De poco servirá que apliquemos los mejores productos a nuestro cabello si no cuidamos también nuestra alimentación

Un cabello bonito es señal de que el cabello está sano. Pero la salud capilar no depende únicamente  de los productos que utilizamos a la hora de lavarlo, acondicionarlo y moldearlo. Los alimentos que consumimos diariamente juegan un papel muy importante como fuente vegetal o animal de proteínas, minerales y vitaminas imprescindibles para la salud del cabello. Las situaciones que generan estrés y la falta de descanso o dormir pocas horas son causas probadas del debilitamiento del cabello y hasta de su caída.     

Un cabello fuerte y brillante es el reflejo de un organismo equilibrado.

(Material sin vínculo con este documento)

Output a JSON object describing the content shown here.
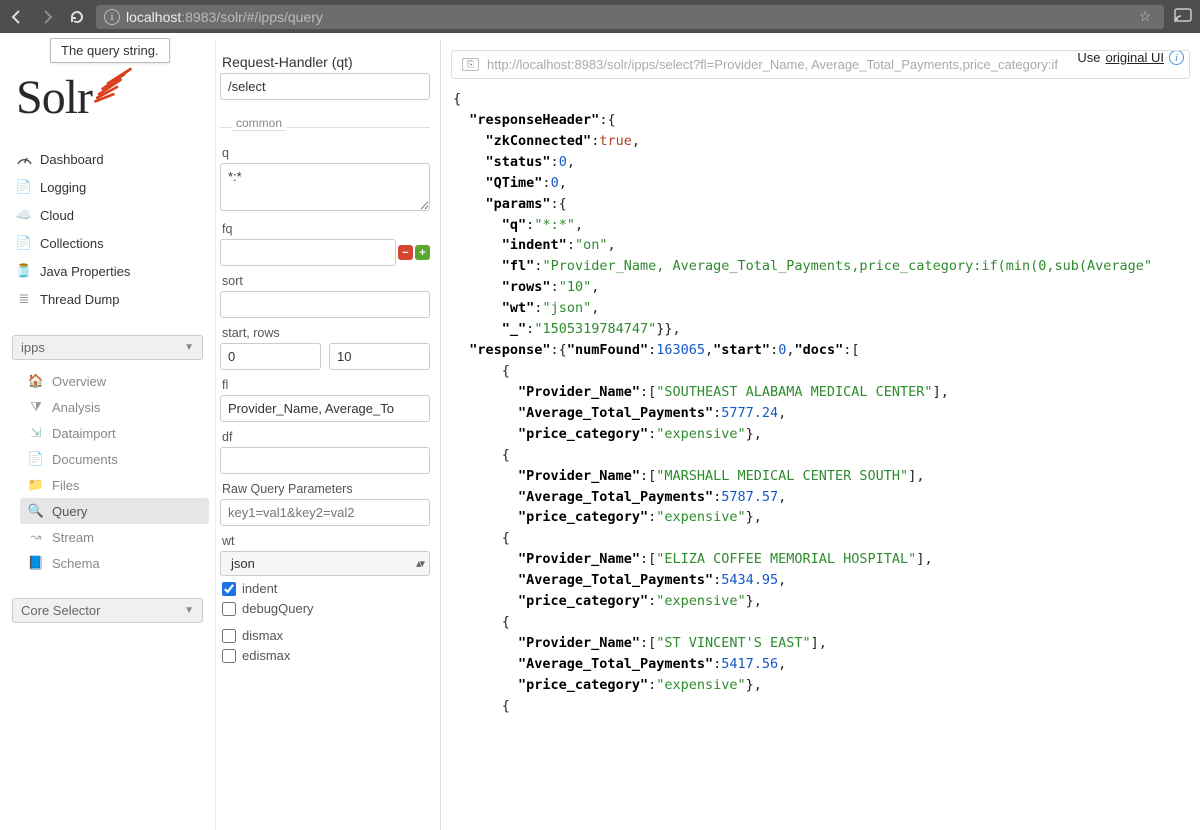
{
  "browser": {
    "url_host": "localhost",
    "url_port": ":8983",
    "url_path": "/solr/#/ipps/query",
    "tooltip": "The query string."
  },
  "topRight": {
    "prefix": "Use ",
    "link": "original UI"
  },
  "logo": {
    "text": "Solr"
  },
  "sidebar": {
    "items": [
      {
        "label": "Dashboard",
        "icon": "dashboard"
      },
      {
        "label": "Logging",
        "icon": "logging"
      },
      {
        "label": "Cloud",
        "icon": "cloud"
      },
      {
        "label": "Collections",
        "icon": "collections"
      },
      {
        "label": "Java Properties",
        "icon": "jar"
      },
      {
        "label": "Thread Dump",
        "icon": "thread"
      }
    ],
    "coreSelected": "ipps",
    "subitems": [
      {
        "label": "Overview",
        "icon": "home"
      },
      {
        "label": "Analysis",
        "icon": "funnel"
      },
      {
        "label": "Dataimport",
        "icon": "import"
      },
      {
        "label": "Documents",
        "icon": "doc"
      },
      {
        "label": "Files",
        "icon": "folder"
      },
      {
        "label": "Query",
        "icon": "search",
        "active": true
      },
      {
        "label": "Stream",
        "icon": "stream"
      },
      {
        "label": "Schema",
        "icon": "schema"
      }
    ],
    "coreSelector": "Core Selector"
  },
  "form": {
    "reqHandler": {
      "label": "Request-Handler (qt)",
      "value": "/select"
    },
    "commonLabel": "common",
    "q": {
      "label": "q",
      "value": "*:*"
    },
    "fq": {
      "label": "fq",
      "value": ""
    },
    "sort": {
      "label": "sort",
      "value": ""
    },
    "startRows": {
      "label": "start, rows",
      "start": "0",
      "rows": "10"
    },
    "fl": {
      "label": "fl",
      "value": "Provider_Name, Average_To"
    },
    "df": {
      "label": "df",
      "value": ""
    },
    "raw": {
      "label": "Raw Query Parameters",
      "placeholder": "key1=val1&key2=val2"
    },
    "wt": {
      "label": "wt",
      "value": "json"
    },
    "indent": {
      "label": "indent",
      "checked": true
    },
    "debugQuery": {
      "label": "debugQuery",
      "checked": false
    },
    "dismax": {
      "label": "dismax",
      "checked": false
    },
    "edismax": {
      "label": "edismax",
      "checked": false
    }
  },
  "resultUrl": "http://localhost:8983/solr/ipps/select?fl=Provider_Name, Average_Total_Payments,price_category:if",
  "response": {
    "zkConnected": true,
    "status": 0,
    "QTime": 0,
    "params": {
      "q": "*:*",
      "indent": "on",
      "fl": "Provider_Name, Average_Total_Payments,price_category:if(min(0,sub(Average",
      "rows": "10",
      "wt": "json",
      "_": "1505319784747"
    },
    "numFound": 163065,
    "start": 0,
    "docs": [
      {
        "Provider_Name": "SOUTHEAST ALABAMA MEDICAL CENTER",
        "Average_Total_Payments": 5777.24,
        "price_category": "expensive"
      },
      {
        "Provider_Name": "MARSHALL MEDICAL CENTER SOUTH",
        "Average_Total_Payments": 5787.57,
        "price_category": "expensive"
      },
      {
        "Provider_Name": "ELIZA COFFEE MEMORIAL HOSPITAL",
        "Average_Total_Payments": 5434.95,
        "price_category": "expensive"
      },
      {
        "Provider_Name": "ST VINCENT'S EAST",
        "Average_Total_Payments": 5417.56,
        "price_category": "expensive"
      }
    ]
  }
}
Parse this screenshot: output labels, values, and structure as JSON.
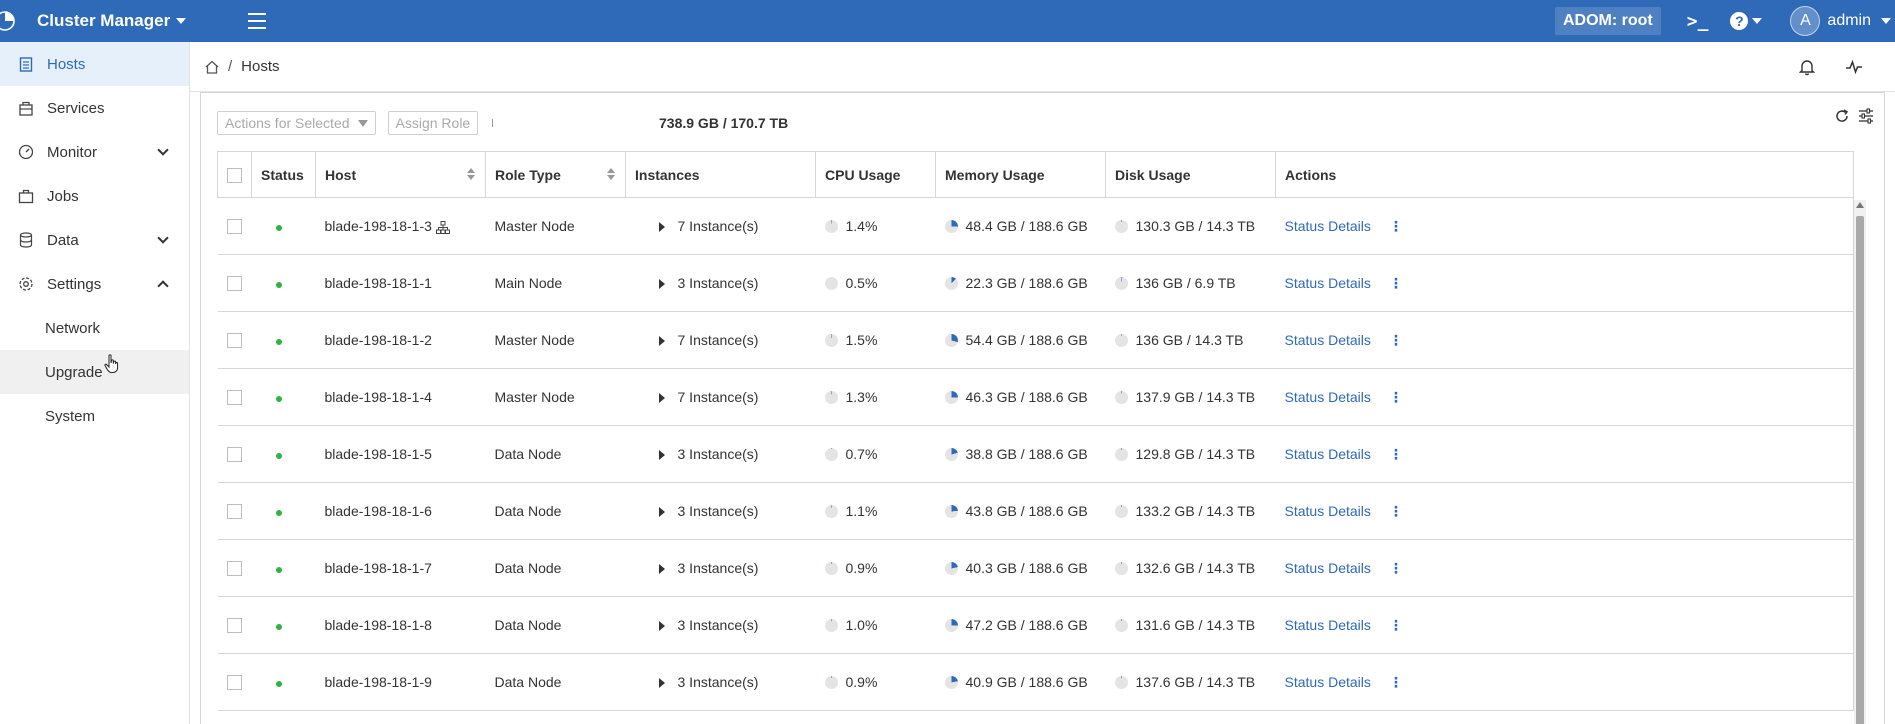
{
  "topbar": {
    "app_title": "Cluster Manager",
    "adom": "ADOM: root",
    "terminal_glyph": ">_",
    "help_glyph": "?",
    "avatar_initial": "A",
    "user": "admin"
  },
  "sidebar": {
    "items": [
      {
        "label": "Hosts",
        "icon": "hosts-icon"
      },
      {
        "label": "Services",
        "icon": "services-icon"
      },
      {
        "label": "Monitor",
        "icon": "monitor-icon"
      },
      {
        "label": "Jobs",
        "icon": "jobs-icon"
      },
      {
        "label": "Data",
        "icon": "data-icon"
      },
      {
        "label": "Settings",
        "icon": "settings-icon"
      },
      {
        "label": "Network"
      },
      {
        "label": "Upgrade"
      },
      {
        "label": "System"
      }
    ]
  },
  "breadcrumb": {
    "separator": "/",
    "page": "Hosts"
  },
  "toolbar": {
    "actions_label": "Actions for Selected",
    "assign_role_label": "Assign Role",
    "capacity": "738.9 GB / 170.7 TB"
  },
  "table": {
    "headers": {
      "status": "Status",
      "host": "Host",
      "role_type": "Role Type",
      "instances": "Instances",
      "cpu": "CPU Usage",
      "memory": "Memory Usage",
      "disk": "Disk Usage",
      "actions": "Actions"
    },
    "rows": [
      {
        "host": "blade-198-18-1-3",
        "role": "Master Node",
        "instances": "7 Instance(s)",
        "cpu": "1.4%",
        "memory": "48.4 GB / 188.6 GB",
        "disk": "130.3 GB / 14.3 TB",
        "action": "Status Details",
        "more": "⋮"
      },
      {
        "host": "blade-198-18-1-1",
        "role": "Main Node",
        "instances": "3 Instance(s)",
        "cpu": "0.5%",
        "memory": "22.3 GB / 188.6 GB",
        "disk": "136 GB / 6.9 TB",
        "action": "Status Details",
        "more": "⋮"
      },
      {
        "host": "blade-198-18-1-2",
        "role": "Master Node",
        "instances": "7 Instance(s)",
        "cpu": "1.5%",
        "memory": "54.4 GB / 188.6 GB",
        "disk": "136 GB / 14.3 TB",
        "action": "Status Details",
        "more": "⋮"
      },
      {
        "host": "blade-198-18-1-4",
        "role": "Master Node",
        "instances": "7 Instance(s)",
        "cpu": "1.3%",
        "memory": "46.3 GB / 188.6 GB",
        "disk": "137.9 GB / 14.3 TB",
        "action": "Status Details",
        "more": "⋮"
      },
      {
        "host": "blade-198-18-1-5",
        "role": "Data Node",
        "instances": "3 Instance(s)",
        "cpu": "0.7%",
        "memory": "38.8 GB / 188.6 GB",
        "disk": "129.8 GB / 14.3 TB",
        "action": "Status Details",
        "more": "⋮"
      },
      {
        "host": "blade-198-18-1-6",
        "role": "Data Node",
        "instances": "3 Instance(s)",
        "cpu": "1.1%",
        "memory": "43.8 GB / 188.6 GB",
        "disk": "133.2 GB / 14.3 TB",
        "action": "Status Details",
        "more": "⋮"
      },
      {
        "host": "blade-198-18-1-7",
        "role": "Data Node",
        "instances": "3 Instance(s)",
        "cpu": "0.9%",
        "memory": "40.3 GB / 188.6 GB",
        "disk": "132.6 GB / 14.3 TB",
        "action": "Status Details",
        "more": "⋮"
      },
      {
        "host": "blade-198-18-1-8",
        "role": "Data Node",
        "instances": "3 Instance(s)",
        "cpu": "1.0%",
        "memory": "47.2 GB / 188.6 GB",
        "disk": "131.6 GB / 14.3 TB",
        "action": "Status Details",
        "more": "⋮"
      },
      {
        "host": "blade-198-18-1-9",
        "role": "Data Node",
        "instances": "3 Instance(s)",
        "cpu": "0.9%",
        "memory": "40.9 GB / 188.6 GB",
        "disk": "137.6 GB / 14.3 TB",
        "action": "Status Details",
        "more": "⋮"
      }
    ]
  },
  "colors": {
    "brand": "#2f6ab8",
    "status_ok": "#2fb344",
    "pie_fill": "#2f6ab8",
    "pie_empty": "#e4e4e4"
  }
}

La rutina de cuidado de tu cabello

Al igual que con otras partes de nuestro cuerpo es necesario seguir una rutina diaria para el cuidado del cabello:

  • Cepillado: Hacerlo diariamente. Así se distribuyen los aceites naturales que contiene el cabello, se promueve su crecimiento y aumenta el brillo. También es importante cepillarlo de noche, antes de ir a dormir, para desenredarlo y favorecer los procesos de regeneración nocturna.
  • Lavado: Si se utilizan productos de higiene capilar suaves, el cabello se puede lavar a diario, aunque se pueden seguir ciertas pautas. El pelo seco y grueso es más frágil y hay que lavarlo cada dos o tres días. El pelo graso y fino necesita el lavado diario para desengrasarse. El pelo normal (ni excesivamente graso ni excesivamente seco) puede lavarse cada dos días.
  • Aplicación de productos: Debemos utilizar los productos adecuados y/o especiales para nuestro tipo de cabello. Pero usar la cantidad justa, porque si abusamos puede perder volumen o ponerse grasiento.

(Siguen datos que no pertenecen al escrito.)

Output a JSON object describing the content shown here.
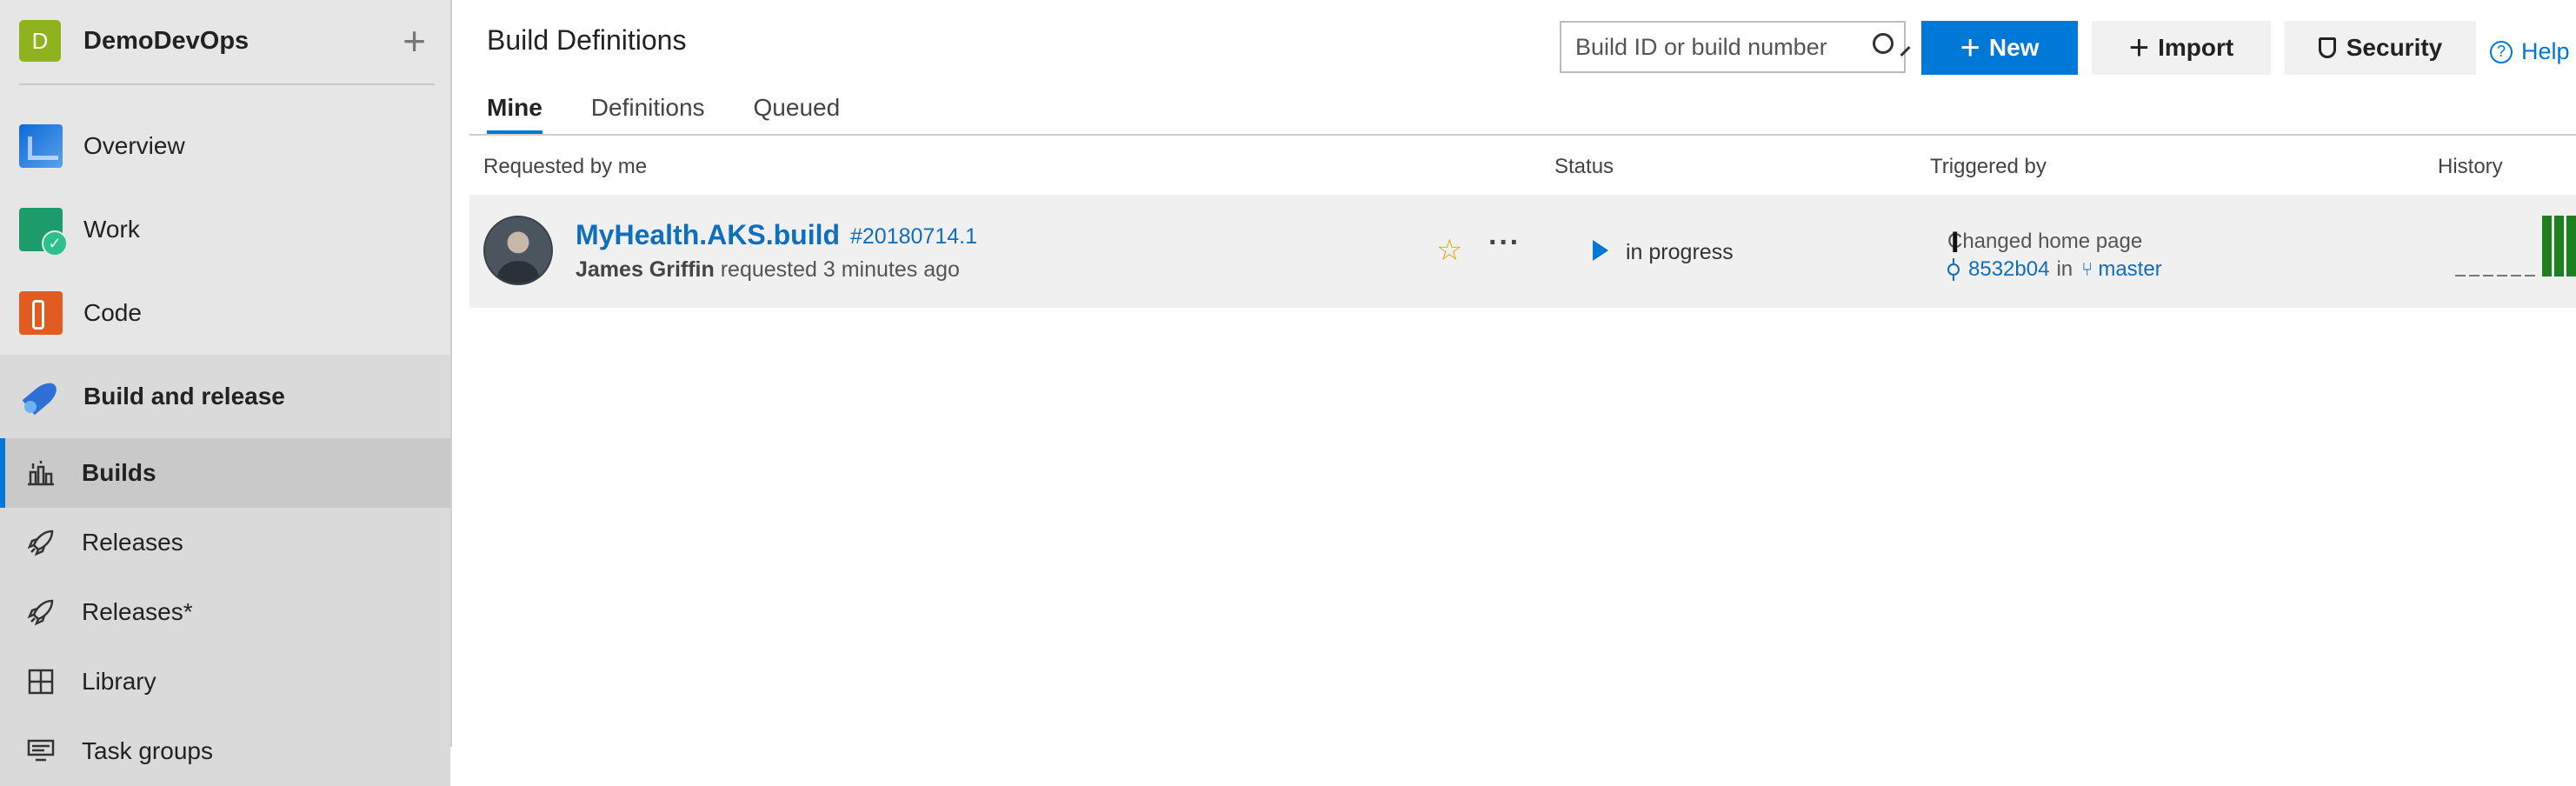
{
  "sidebar": {
    "project": {
      "initial": "D",
      "name": "DemoDevOps",
      "add_icon": "plus-icon"
    },
    "hubs": [
      {
        "label": "Overview",
        "icon": "overview-icon"
      },
      {
        "label": "Work",
        "icon": "work-icon"
      },
      {
        "label": "Code",
        "icon": "code-icon"
      },
      {
        "label": "Build and release",
        "icon": "build-release-icon"
      }
    ],
    "sub_items": [
      {
        "label": "Builds",
        "icon": "builds-icon"
      },
      {
        "label": "Releases",
        "icon": "rocket-icon"
      },
      {
        "label": "Releases*",
        "icon": "rocket-icon"
      },
      {
        "label": "Library",
        "icon": "library-icon"
      },
      {
        "label": "Task groups",
        "icon": "task-groups-icon"
      }
    ]
  },
  "header": {
    "title": "Build Definitions",
    "search_placeholder": "Build ID or build number",
    "new_label": "New",
    "import_label": "Import",
    "security_label": "Security",
    "help_label": "Help",
    "accent": "#0078d7"
  },
  "tabs": [
    "Mine",
    "Definitions",
    "Queued"
  ],
  "columns": {
    "requested": "Requested by me",
    "status": "Status",
    "triggered": "Triggered by",
    "history": "History"
  },
  "build_row": {
    "definition": "MyHealth.AKS.build",
    "separator": ":",
    "build_number": "#20180714.1",
    "requester": "James Griffin",
    "requested_text": "requested 3 minutes ago",
    "status": "in progress",
    "commit_message": "Changed home page",
    "commit": "8532b04",
    "in_word": "in",
    "branch": "master"
  }
}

Vitaminas, proteínas y minerales para un cabello sano

El cabello está formado por proteínas. Por eso, la carne, marisco, lentejas, huevos, cereales, soja y, en general, los alimentos que contengan proteínas contribuyen a que el cabello crezca fuerte, brillante y a que su color sea uniforme. Nuestra dieta también deberá aportarnos las cantidades necesarias de vitaminas, en particular:

  • Vitamina A: Refuerza el cuero cabelludo. Presente en el queso, la mantequilla o el pescado azul y en el tomate y la calabaza.
  • Vitamina B: Especialmente la B8 (biotina), que nos la aportan el hígado, los riñones, la yema del huevo, la coliflor y las nueces, y la b (sardinas, atún, espinacas, lentejas).
  • Vitamina E: Facilita el crecimiento normal del cabello. La encontramos principalmente en verduras, frutas, aceites vegetales (girasol, maíz, oliva, soja) y leche.

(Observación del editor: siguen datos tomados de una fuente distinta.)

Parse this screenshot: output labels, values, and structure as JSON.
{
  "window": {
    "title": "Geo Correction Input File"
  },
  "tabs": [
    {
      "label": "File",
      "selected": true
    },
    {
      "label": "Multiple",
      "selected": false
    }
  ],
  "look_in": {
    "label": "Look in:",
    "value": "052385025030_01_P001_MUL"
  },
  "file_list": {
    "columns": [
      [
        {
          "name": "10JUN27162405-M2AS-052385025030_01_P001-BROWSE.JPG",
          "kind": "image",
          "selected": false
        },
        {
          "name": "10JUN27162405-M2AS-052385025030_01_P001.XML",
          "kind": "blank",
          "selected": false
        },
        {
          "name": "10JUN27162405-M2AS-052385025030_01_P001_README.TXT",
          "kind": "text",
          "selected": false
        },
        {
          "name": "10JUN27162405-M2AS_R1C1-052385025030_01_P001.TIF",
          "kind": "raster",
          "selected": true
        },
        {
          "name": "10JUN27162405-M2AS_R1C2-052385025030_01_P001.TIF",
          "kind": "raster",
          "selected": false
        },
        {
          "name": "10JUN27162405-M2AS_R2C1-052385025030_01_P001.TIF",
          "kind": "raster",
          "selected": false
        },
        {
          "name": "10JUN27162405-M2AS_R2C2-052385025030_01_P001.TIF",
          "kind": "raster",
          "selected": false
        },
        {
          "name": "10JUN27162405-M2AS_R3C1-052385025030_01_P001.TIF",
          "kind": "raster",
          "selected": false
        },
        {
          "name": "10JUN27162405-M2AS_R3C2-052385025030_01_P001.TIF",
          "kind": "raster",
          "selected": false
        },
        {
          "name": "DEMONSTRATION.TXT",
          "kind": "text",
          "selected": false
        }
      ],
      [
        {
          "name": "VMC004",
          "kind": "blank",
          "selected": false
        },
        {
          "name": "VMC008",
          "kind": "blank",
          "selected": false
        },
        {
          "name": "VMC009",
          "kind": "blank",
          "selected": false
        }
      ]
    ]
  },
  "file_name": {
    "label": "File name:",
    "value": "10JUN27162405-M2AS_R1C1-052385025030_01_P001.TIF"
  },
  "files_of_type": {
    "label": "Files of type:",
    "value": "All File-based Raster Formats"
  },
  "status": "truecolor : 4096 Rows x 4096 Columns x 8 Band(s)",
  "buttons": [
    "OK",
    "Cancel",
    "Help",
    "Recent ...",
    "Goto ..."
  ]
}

Los minerales fundamentales para lucir un cabello sano son:

  • Cobre: Está relacionado con la pigmentación y la textura del pelo. Contribuye a que esté más suave y sedoso.
  • Hierro: Actúa sobre los folículos del cuero cabelludo. Éstos deben estar fuertes y oxigenados para que la raíz del cabello no se debilite.
  • Zinc: Ayuda al crecimiento del cabello y aumenta su grosor capilar.

Además de minerales y vitaminas, existe una serie de plantas que ayudan a nutrir y fortificar nuestro cabello, como por ejemplo:

  • Cola de caballo: Alto contenido en sílice, ideal para mantener el cabello en buen estado. En infusión.
  • Diente de león y cardo mariano: Ricas en hierro. Comer las hojas frescas.
  • Salvia: Da vigor y brillo al cabello. De uso externo.
  • Albahaca: Fortalece el cabello. De uso externo.

Consejos prácticos y diarios para un cabello sano

Para mantener una cabellera sana y fuerte, algunos consejos diarios muy útiles son:

  • Beber abundante agua (unos 2 litros al día).
  • No lavarse el pelo con agua muy caliente.
  • Aplicarle un baño de crema (mascarilla) a la semana. Le dará brillo y suavidad.
  • Al desenredarlo, empezar siempre por las puntas y hacerlo con un peine de madera.
  • Despuntarlo cada seis semanas.
  • Secarlo al aire libre. Si se utiliza el secador, no acercarlo demasiado al cabello.
  • Seguir una dieta equilibrada, rica en fruta y verduras, evitando los alimentos ricos en grasas, como los embutidos y los fritos.
  • Evitar el consumo de café y el tabaco.